Figure 2. Global "looming"comprises
multiple local motion vectors. A. Imagine facing a surface textured
with black dots. While fixating the "plus" mark in the
center of the array, you begin walking toward the surface. B.
The arrows denote the motion vectors associated with the "looming"
surface. By virtue of their small receptive fields and sensitivity
to a given direction of motion, neurons in primary visual cortex
(area V1) respond to individual, local motion vectors. In contrast,
neurons in higher visual areas (e.g., the medial temporal superior
area) receive inputs from an array of direction selective neurons
distributed over large regions of the visual field - these neurons
thus respond selectively to complex optic flow such as expansion,
or "looming." Binocular suppression has no effect on
adaptation to individual motion vectors but blocks adaptation
to complex fields of motion vectors.
Figure 3. Schematic of apparent
motion sequences. A. Two-frame sequence in which the upper ball
in frame 1 can appear to appear down and to the right (and the
lower ball appears to move up and to the left), or vice versa.

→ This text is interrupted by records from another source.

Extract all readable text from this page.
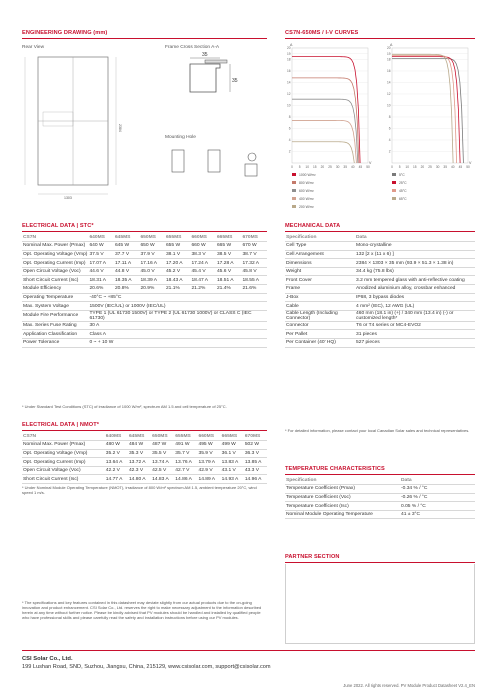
ENGINEERING DRAWING (mm)
Rear View	Frame Cross Section A-A
Mounting Hole
1303
2384
35
35
CS7N-650MS / I-V CURVES
20
19
18
16
14
12
10
8
6
4
2
0 5 10 15 20 25 30 35 40 45 50
A
V
1000 W/m²
800 W/m²
600 W/m²
400 W/m²
200 W/m²
20
19
18
16
14
12
10
8
6
4
2
0 5 10 15 20 25 30 35 40 45 50
A
V
5°C
25°C
45°C
65°C
ELECTRICAL DATA | STC*
CS7N	640MS	645MS	650MS	655MS	660MS	665MS	670MS
Nominal Max. Power (Pmax)	640 W	645 W	650 W	655 W	660 W	665 W	670 W
Opt. Operating Voltage (Vmp)	37.5 V	37.7 V	37.9 V	38.1 V	38.3 V	38.5 V	38.7 V
Opt. Operating Current (Imp)	17.07 A	17.11 A	17.16 A	17.20 A	17.24 A	17.28 A	17.32 A
Open Circuit Voltage (Voc)	44.6 V	44.8 V	45.0 V	45.2 V	45.4 V	45.6 V	45.8 V
Short Circuit Current (Isc)	18.31 A	18.35 A	18.39 A	18.43 A	18.47 A	18.51 A	18.55 A
Module Efficiency	20.6%	20.8%	20.9%	21.1%	21.2%	21.4%	21.6%
Operating Temperature	-40°C ~ +85°C						
Max. System Voltage	1500V (IEC/UL) or 1000V (IEC/UL)						
Module Fire Performance	TYPE 1 (UL 61730 1500V) or TYPE 2 (UL 61730 1000V) or CLASS C (IEC 61730)						
Max. Series Fuse Rating	30 A						
Application Classification	Class A						
Power Tolerance	0 ~ + 10 W						
* Under Standard Test Conditions (STC) of irradiance of 1000 W/m², spectrum AM 1.5 and cell temperature of 25°C.
ELECTRICAL DATA | NMOT*
CS7N	640MS	645MS	650MS	655MS	660MS	665MS	670MS
Nominal Max. Power (Pmax)	480 W	484 W	487 W	491 W	495 W	499 W	502 W
Opt. Operating Voltage (Vmp)	35.2 V	35.3 V	35.5 V	35.7 V	35.9 V	36.1 V	36.3 V
Opt. Operating Current (Imp)	13.64 A	13.72 A	13.74 A	13.76 A	13.79 A	13.83 A	13.85 A
Open Circuit Voltage (Voc)	42.2 V	42.3 V	42.5 V	42.7 V	42.9 V	43.1 V	43.3 V
Short Circuit Current (Isc)	14.77 A	14.80 A	14.83 A	14.86 A	14.89 A	14.93 A	14.96 A
* Under Nominal Module Operating Temperature (NMOT), irradiance of 800 W/m² spectrum AM 1.5, ambient temperature 20°C, wind speed 1 m/s.
MECHANICAL DATA
Specification	Data
Cell Type	Mono-crystalline
Cell Arrangement	132 [2 x (11 x 6) ]
Dimensions	2384 × 1303 × 35 mm (93.9 × 51.3 × 1.38 in)
Weight	34.4 kg (75.8 lbs)
Front Cover	3.2 mm tempered glass with anti-reflective coating
Frame	Anodized aluminium alloy, crossbar enhanced
J-Box	IP68, 3 bypass diodes
Cable	4 mm² (IEC), 12 AWG (UL)
Cable Length (Including Connector)	460 mm (18.1 in) (+) / 340 mm (13.4 in) (-) or customized length*
Connector	T6 or T4 series or MC4-EVO2
Per Pallet	31 pieces
Per Container (40' HQ)	527 pieces
* For detailed information, please contact your local Canadian Solar sales and technical representatives.
TEMPERATURE CHARACTERISTICS
Specification	Data
Temperature Coefficient (Pmax)	-0.34 % / °C
Temperature Coefficient (Voc)	-0.26 % / °C
Temperature Coefficient (Isc)	0.05 % / °C
Nominal Module Operating Temperature	41 ± 3°C
PARTNER SECTION
* The specifications and key features contained in this datasheet may deviate slightly from our actual products due to the on-going innovation and product enhancement. CSI Solar Co., Ltd. reserves the right to make necessary adjustment to the information described herein at any time without further notice. Please be kindly advised that PV modules should be handled and installed by qualified people who have professional skills and please carefully read the safety and installation instructions before using our PV modules.
CSI Solar Co., Ltd.
199 Lushan Road, SND, Suzhou, Jiangsu, China, 215129, www.csisolar.com, support@csisolar.com
June 2022. All rights reserved. PV Module Product Datasheet V2.4_EN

With repeated presentations, both alternatives may be seen; motion
is ambiguous. B. Three-frame sequence in which the ball in the
upper left-hand corner appears unambiguously to move to toward
the upper ball in frame 2, causing this upper ball, in turn, to
appear to move down and to the right (and the lower ball to move
up and to the left); motion is unambiguous because of the priming
motion produced by the transition from frame 1 to frame 2.